Downloading pirated software may result in infection. This poses a high risk because you are at the time of downloading software from illegal sources to the uploader. They could expose themselves more than expected.
Adobe Flash is another source for malware and browser-based exploits. If you do not use it frequently, remove it from your system. Most websites have already switched from Flash, and it will definitely be gone by the end of 2020. If you need to use it, install Google Chrome and enable the sandbox version of Flash.
Public unsecured wireless networks also pose security and privacy risks. Man-in-the-middle attacks occur over public hotspots and allow someone to spy on your traffic. If you need to use an unsecured public network, do so over a VPN.
For added protection, you can install antivirus or anti-malware software to monitor your system.
Which Mac security software should you install?
Let's face it: anti-virus software for your Mac is not essential . If you follow the basic "common sense" practices described above, the risk of infection remains low. Even with an anti-virus program, your system can fall victim to a new, undocumented infection. If a Mac is compromised, all Macs are at risk, regardless of whether you run an antivirus program.

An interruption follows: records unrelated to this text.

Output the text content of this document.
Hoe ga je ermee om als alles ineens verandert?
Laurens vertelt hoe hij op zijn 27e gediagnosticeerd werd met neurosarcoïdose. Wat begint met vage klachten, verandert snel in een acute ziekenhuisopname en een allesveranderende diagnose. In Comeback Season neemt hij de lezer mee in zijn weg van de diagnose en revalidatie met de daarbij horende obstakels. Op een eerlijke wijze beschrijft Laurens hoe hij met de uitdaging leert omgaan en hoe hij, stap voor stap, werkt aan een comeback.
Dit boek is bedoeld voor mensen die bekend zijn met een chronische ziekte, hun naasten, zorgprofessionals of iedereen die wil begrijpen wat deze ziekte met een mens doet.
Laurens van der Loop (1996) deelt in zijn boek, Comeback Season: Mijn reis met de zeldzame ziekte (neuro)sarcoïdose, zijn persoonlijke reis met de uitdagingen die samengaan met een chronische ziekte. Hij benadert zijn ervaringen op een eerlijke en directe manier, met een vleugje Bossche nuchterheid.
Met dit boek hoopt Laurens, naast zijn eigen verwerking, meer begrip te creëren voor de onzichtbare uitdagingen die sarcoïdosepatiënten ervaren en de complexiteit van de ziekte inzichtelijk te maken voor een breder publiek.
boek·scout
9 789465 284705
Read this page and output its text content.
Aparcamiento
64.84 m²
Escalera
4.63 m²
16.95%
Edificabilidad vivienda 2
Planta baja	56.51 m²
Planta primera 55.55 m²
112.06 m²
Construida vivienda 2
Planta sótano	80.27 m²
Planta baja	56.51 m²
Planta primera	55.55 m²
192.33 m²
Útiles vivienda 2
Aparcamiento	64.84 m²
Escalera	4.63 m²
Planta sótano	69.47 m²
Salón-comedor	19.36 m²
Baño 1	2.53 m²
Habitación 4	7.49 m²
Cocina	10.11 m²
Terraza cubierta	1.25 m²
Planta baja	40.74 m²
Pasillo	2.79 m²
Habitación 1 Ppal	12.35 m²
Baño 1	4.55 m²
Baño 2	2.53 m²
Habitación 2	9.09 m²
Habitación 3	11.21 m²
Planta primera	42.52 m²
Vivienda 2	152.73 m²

If you feel safer about having an antivirus program on your Mac, this is fine, and there are a few we recommend.
Try Malwarebytes as a basic malware removal tool. We like both the Windows and the Mac version. With the free version, you can search your Mac for malware and remove everything it finds. If you want real-time protection (and here as well probably do not need ), we recommend Malwarebytes Premium ($ 39.99 per year).
We did not do our own tests to find the "Best" Mac virus protection package. The following tools received top marks in the June 2019 AV-Test to macOS summary:
Another useful tool for detecting malware is KnockKnock from Objective-See. KnockKnock is not designed specifically for malware but for permanently installed software. Because malware often uses aggressive tactics to stay installed on a computer, KnockKnock finds and analyzes these processes.
KnockKnock can be downloaded and used for free. However, no tools are removed and some known secure processes may be marked. It checks processes with VirusTotal and highlights known malware red.
Security-conscious Mac users should also try Little Snitch. It's essentially a firewall that prompts you every time an application attempts to connect to the Internet. You can then approve or reject these requests to limit which applications can send and receive data, and the app remembers this. Little Snitch is available as a free trial and the full version costs $ 45.
Never assume that your Mac is secure
Even if you run all available security tools, you should never assume that your Mac is safe. No operating system or hardware part is immune to attacks. Vulnerabilities could occur overnight without warning.
To protect your Mac, it's best to keep it up to date and install only signed-in software from approved developers and the Mac App Store.
And – if you want to wonder – the author of this article has no antivirus program on his Mac.